Dr. Nina Levine
Performing Consumption in Early Modern London
March 28, 2003
 


Introduction:

Nina Levine is the current Director of Undergraduate Studies at the University of South Carolina.  She received her Ph.D. from Tulane University in 1991.  Her critical works include “The Case of Eleanor Cobham: Authorizing History in 2 Henry VI,” “Accursed Womb, the Bed of Death: Women and Succession in Richard III,” “Lawful Symmetry: The Politics of Treason in 2 Henry VI,” “To Play the Amazon: Patterns of Female Domination in Shakespeare’s History Plays,” and “Extending Credit in the Henry IV Play,” which was published in Shakespeare Quarterly in the year 2000.
In 1998, she received the English Departmental teaching award in which Larry Rhu was the runner-up, and in 2001 she was honored among thirty faculty members to receive the Mortar Board Teaching Award.  Currently, she can be found on the Women’s Studies Affiliate Faculty at the University of South Carolina.
 

Summary of Levine’s Presentation:

The Setting: At the end of 15th century, London is experiencing an upsurge of material goods.  Products once just for kings are now widely available for prosperous London citizens, and even for the middle classes.  The effect in society of such an upsurge is twofold: while on the one hand it is good that more people are now exposed to more goods, this exposure at the same time threatens the hierarchy of the State as class lines become increasingly blurred.

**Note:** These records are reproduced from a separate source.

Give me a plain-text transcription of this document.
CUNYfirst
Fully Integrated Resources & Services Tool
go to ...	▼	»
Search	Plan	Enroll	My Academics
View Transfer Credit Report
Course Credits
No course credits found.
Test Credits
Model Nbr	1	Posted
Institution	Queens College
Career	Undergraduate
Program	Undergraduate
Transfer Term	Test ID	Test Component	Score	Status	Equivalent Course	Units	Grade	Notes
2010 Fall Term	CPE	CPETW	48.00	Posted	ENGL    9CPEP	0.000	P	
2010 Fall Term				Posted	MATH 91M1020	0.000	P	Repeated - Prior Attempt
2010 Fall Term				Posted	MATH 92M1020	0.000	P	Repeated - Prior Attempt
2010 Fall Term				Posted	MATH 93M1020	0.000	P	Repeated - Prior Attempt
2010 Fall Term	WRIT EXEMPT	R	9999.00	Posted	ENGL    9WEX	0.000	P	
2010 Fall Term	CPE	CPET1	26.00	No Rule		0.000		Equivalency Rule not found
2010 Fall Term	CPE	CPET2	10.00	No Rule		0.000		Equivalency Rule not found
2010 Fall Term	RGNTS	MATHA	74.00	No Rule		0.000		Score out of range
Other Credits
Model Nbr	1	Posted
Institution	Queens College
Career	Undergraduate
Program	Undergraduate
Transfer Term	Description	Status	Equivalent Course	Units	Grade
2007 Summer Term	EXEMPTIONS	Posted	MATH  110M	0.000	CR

Emulation Theory vs. Performative or Use Theory: The previous theory underlying consumption holds that the driving force behind consumption is emulation.  According to emulation theory, a top-down model of operation exists.  Only the elites of a society have the culture, and all middle classes can do is copy them.  Dr. Levine says that to accept this top-down model limits our understanding of the true nature of consumption.  She presents a new model – Performative or Use Theory.  It holds that as middle class Londoners buy these newly available goods they define their own social meaning.  By emphasizing the “use” of the goods, we bestow an agency on the consumer that has been overlooked in emulation theory.

Her Source: While all sorts of scholarship exists, Levine focuses on Claudius Holyband’s French language instruction manuals, the French Littleton and the French Schoolmaster, specifically written to aid English merchants in learning French by translating everyday dialogues on facing pages. (This link goes to scans of both books, which we made from facsimile editions published by Scolar Press in the 1970s).  In short, how one learns from these manuals is to read the lessons and rehearse them – like performing a script.  We must remember here that learning a different language was once exclusively the domain of the English elite, and that the method of the learning particular to these manuals is for the English merchant to emulate himself after one of the elite “characters” in the instruction.  Scripts?, elite characters?, emulation? – don’t these manuals prove the emulation theory then?

The Performance: According to Levine the answer is no.  We must remember that these dialogues are not fixed.  Give the consumer some agency – he chooses how he wants to use this manual as there is no teacher standing over his shoulder.  The consumer/actor makes the lesson/performance his own.  Performance is a moment to moment action that the text could never have anticipated.  Thus, consumption and language are alike in that the intent of a good or a word may not necessarily be how it is actually used.

Advertising, Choice, and Pleasure: In addition to the performative aspect of the manuals, Levine argues that these manuals are “compendiums of material goods and consumption practices.”  The manuals require the performer to exercise his choice in the dialogue (e.g. “give me white, wheat, or stale bread”).  The manuals advertise what is available to consumers and “normalize” the idea of choice, then, in an age in which numerous sumptuary laws prohibit such acts.  The manuals also provide people with a sense of, and a chance to rehearse, pleasure (e.g. a huge feast scene), and that personal pleasure, of course, cannot be described as pure emulation.

How is This Useful to the ENGL 4340 Class?

With all this talk of consumption, we should automatically be thinking about Bartholomew Fair and Shoemaker’s Holiday.  We should hear those calls of London - see Bartholomew Fair Act II, scene iv - and know now that they are more than just selling tactics but advertisements of goods and the encouragement of choice that people in the middle classes had never really known before.  Also, we can now see that when Eyre and Margery don the proper clothing of a Lord Mayor they are not imitating that class level, but they are solely bringing to it all the particulars of their personalities; the clothes do not change them, but they certainly change the image which the clothes represent like the performative model of consumption argued for by Dr. Levine.  “Prince I am none, yet am I princely born” (Shoemakers’ Holiday 1.1.19-20).  With the emulative garment, he gains agency and promotes his socio-economic status.  Indeed, through Levine’s conception of consumption we can begin to see every little act of purchase, every act of selling, as more than people just getting along in life, but the steps in shaping a more democratic English society.

    Dekker, Thomas.  Shoemakers’ Holiday.  In Renaissance Drama.  Ed. Arthur Kinney.  Oxford: Blackwell Publishers, 1999: 243-286.